Bloomberg today published yet another article on the sad state of retirement affairs for many baby boomers. The point of the article is that things have changed for our retirement – and they are not going back. The author characterizes this as “the great retirement rethink.”
- The S&P has lost an annualized 0.4 percent since 2000. How pathetic this is compared with an average annual gain of 9.7 percent for the previous years going back to 1926. If I hear Dave Ramsey tell a listener to buy a “good growth stock mutual fund” one more time, I might hit the radio with a hammer.
- Interest rates on savings and CDs are so low that savers are being punished almost as badly as individual stock
investorsspeculators. (Did you own Netflix?)

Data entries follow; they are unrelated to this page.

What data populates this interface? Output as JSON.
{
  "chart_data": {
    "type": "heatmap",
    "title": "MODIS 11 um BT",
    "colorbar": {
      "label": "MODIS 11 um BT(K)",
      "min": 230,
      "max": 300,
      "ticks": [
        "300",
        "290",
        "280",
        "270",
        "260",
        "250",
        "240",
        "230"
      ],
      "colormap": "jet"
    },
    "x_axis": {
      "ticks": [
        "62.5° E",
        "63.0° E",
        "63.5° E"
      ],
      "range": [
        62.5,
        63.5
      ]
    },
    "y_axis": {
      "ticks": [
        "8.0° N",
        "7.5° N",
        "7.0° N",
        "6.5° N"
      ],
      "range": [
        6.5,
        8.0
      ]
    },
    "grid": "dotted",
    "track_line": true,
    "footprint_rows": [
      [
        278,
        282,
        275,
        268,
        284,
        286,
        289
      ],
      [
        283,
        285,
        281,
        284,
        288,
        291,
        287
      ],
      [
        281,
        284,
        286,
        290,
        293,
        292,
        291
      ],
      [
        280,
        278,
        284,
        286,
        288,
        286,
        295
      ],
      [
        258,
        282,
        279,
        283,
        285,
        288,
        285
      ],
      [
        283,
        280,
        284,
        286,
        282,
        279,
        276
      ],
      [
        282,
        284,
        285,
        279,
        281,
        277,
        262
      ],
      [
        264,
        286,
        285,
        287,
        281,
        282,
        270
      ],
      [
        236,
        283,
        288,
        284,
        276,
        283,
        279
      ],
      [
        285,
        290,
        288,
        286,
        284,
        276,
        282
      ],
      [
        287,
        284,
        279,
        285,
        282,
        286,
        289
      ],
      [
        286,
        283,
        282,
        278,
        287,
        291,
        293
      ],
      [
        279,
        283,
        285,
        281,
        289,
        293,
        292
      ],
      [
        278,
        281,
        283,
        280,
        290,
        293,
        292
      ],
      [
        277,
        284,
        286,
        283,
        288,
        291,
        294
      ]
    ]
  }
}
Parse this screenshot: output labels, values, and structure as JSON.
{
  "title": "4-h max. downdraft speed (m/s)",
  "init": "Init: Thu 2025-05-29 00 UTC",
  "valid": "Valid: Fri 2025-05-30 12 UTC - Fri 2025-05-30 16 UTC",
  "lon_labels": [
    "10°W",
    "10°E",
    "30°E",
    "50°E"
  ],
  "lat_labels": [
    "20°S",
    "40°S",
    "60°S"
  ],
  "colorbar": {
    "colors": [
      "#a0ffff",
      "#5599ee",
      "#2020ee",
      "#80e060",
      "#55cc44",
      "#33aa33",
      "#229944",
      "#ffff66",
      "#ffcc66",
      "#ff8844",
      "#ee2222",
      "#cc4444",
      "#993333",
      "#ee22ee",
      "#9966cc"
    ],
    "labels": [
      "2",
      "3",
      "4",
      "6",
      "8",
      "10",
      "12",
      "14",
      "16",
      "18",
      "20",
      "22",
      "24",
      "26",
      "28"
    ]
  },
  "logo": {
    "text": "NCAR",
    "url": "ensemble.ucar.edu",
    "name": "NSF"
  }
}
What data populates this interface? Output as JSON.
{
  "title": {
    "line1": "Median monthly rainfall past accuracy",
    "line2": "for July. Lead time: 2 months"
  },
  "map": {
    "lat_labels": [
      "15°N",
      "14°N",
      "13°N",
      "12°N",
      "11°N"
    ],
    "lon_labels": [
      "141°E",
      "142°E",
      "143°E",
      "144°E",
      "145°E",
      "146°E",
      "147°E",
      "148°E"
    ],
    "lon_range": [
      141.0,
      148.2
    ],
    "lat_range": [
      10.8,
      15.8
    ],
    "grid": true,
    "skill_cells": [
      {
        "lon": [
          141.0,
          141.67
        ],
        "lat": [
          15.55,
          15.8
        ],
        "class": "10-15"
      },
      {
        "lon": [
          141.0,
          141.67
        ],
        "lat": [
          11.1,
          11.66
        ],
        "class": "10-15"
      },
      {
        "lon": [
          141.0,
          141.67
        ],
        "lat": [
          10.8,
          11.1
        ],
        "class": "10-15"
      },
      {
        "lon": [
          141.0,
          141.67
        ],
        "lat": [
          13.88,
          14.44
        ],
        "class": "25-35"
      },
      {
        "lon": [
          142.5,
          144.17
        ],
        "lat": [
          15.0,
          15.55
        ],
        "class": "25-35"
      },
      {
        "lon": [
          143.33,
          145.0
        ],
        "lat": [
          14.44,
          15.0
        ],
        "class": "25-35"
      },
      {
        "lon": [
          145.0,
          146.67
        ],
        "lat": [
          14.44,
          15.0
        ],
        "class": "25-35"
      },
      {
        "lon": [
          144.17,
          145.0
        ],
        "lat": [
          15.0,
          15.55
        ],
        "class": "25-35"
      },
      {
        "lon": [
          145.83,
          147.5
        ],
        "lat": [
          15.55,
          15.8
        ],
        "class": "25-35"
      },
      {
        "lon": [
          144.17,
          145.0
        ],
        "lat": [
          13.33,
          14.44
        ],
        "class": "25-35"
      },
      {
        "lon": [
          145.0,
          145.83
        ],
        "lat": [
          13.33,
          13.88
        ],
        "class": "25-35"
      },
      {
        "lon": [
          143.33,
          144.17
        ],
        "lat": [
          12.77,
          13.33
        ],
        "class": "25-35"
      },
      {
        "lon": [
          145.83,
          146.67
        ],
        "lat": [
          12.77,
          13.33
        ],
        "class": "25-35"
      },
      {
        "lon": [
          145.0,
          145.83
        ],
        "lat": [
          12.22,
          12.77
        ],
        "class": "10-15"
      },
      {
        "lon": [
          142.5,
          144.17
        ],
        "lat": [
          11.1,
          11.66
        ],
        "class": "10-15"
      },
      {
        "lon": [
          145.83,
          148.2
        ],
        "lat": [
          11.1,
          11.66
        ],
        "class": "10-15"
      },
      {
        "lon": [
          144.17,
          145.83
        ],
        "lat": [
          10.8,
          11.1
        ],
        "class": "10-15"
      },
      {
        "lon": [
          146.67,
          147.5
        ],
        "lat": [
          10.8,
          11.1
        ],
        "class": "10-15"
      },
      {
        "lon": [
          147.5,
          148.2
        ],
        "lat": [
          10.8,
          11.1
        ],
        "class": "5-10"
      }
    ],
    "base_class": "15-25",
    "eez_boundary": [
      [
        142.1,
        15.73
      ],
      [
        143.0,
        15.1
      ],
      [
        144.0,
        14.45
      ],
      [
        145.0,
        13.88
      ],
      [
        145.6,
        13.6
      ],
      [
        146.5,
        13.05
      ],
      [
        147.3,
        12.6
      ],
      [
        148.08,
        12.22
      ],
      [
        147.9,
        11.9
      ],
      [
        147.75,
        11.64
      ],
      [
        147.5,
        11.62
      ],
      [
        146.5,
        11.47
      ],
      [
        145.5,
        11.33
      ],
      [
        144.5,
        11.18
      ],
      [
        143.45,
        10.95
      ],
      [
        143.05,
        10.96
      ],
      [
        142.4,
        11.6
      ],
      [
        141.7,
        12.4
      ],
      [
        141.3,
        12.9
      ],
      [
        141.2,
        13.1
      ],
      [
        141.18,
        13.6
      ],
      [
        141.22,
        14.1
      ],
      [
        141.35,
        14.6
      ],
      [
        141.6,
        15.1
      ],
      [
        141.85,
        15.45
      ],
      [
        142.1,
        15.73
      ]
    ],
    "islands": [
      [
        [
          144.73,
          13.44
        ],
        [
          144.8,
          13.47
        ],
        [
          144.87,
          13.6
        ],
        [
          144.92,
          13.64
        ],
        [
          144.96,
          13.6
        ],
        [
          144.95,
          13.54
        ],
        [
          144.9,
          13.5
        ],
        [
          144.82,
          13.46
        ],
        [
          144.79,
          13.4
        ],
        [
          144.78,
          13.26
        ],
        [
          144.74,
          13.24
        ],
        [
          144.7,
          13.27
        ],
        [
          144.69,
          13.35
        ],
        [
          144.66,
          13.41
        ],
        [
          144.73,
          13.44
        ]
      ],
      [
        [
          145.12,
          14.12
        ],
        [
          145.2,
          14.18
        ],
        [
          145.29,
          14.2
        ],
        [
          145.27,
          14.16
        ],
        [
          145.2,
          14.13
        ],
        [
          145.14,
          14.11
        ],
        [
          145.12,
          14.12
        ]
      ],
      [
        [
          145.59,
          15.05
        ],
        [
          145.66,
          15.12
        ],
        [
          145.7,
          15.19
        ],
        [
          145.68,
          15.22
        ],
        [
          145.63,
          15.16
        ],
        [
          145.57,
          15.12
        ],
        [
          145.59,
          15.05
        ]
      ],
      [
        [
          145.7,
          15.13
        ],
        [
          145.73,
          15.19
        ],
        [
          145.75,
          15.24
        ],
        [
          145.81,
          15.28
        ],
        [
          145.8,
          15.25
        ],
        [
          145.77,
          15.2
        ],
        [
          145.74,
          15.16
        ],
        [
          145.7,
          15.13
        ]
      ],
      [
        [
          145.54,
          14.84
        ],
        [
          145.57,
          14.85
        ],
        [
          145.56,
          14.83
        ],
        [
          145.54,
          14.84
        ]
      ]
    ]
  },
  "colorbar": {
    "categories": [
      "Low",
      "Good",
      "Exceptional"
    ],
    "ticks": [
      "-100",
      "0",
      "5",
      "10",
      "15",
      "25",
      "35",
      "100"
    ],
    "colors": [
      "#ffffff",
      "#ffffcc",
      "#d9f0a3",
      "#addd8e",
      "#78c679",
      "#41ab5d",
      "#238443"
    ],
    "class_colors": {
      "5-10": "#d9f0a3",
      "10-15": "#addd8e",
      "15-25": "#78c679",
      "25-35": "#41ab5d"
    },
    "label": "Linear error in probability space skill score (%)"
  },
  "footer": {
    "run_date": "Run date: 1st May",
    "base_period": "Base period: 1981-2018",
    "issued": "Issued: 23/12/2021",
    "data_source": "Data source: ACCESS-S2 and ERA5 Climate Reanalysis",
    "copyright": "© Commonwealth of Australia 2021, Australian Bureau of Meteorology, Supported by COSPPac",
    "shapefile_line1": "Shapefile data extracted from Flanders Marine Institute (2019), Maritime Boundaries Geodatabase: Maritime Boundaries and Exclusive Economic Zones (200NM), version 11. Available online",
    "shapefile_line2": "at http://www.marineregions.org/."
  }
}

- A mere 23 percent of working Americans say they are “very confident” they will have enough money to cover basic living expenses in retirement, compared with 42 percent who said that last year. (This is why I’m on my own Failsafe Retirement System.)
- Today’s episodes of market volatility have undermined the rule of thumb that retirees may withdraw up to 4 percent of their nest eggs each year. If they want the certainty of never outliving their money, a lower withdrawal rate may be needed.
Extending your working life for five years beyond what you’d planned could add $10,000 to your annual income in retirement.
I’m less affected by the concept of a retirement “rethink” than some others. The reason is that before the economic collapse of 2008, I had not selected or targeted a certain retirement age or date. I still haven’t. Therefore, the idea that I might have to “work longer” was not very concrete to me.
Don’t get me wrong – I want Mrs. P and I to be financially prepared when I feel the time has come to stop working entirely. I just don’t know today when that will be, because I am quite content with my redesigned working life. A lot of other boomers do not have that contentment. I know that I am fortunate in that way.
I do have a goal of delaying Social Security benefits until age 70. That will affect my planning and may be considered a partial “rethink.”
So do you consider yourself to be part of the “great retirement rethink?”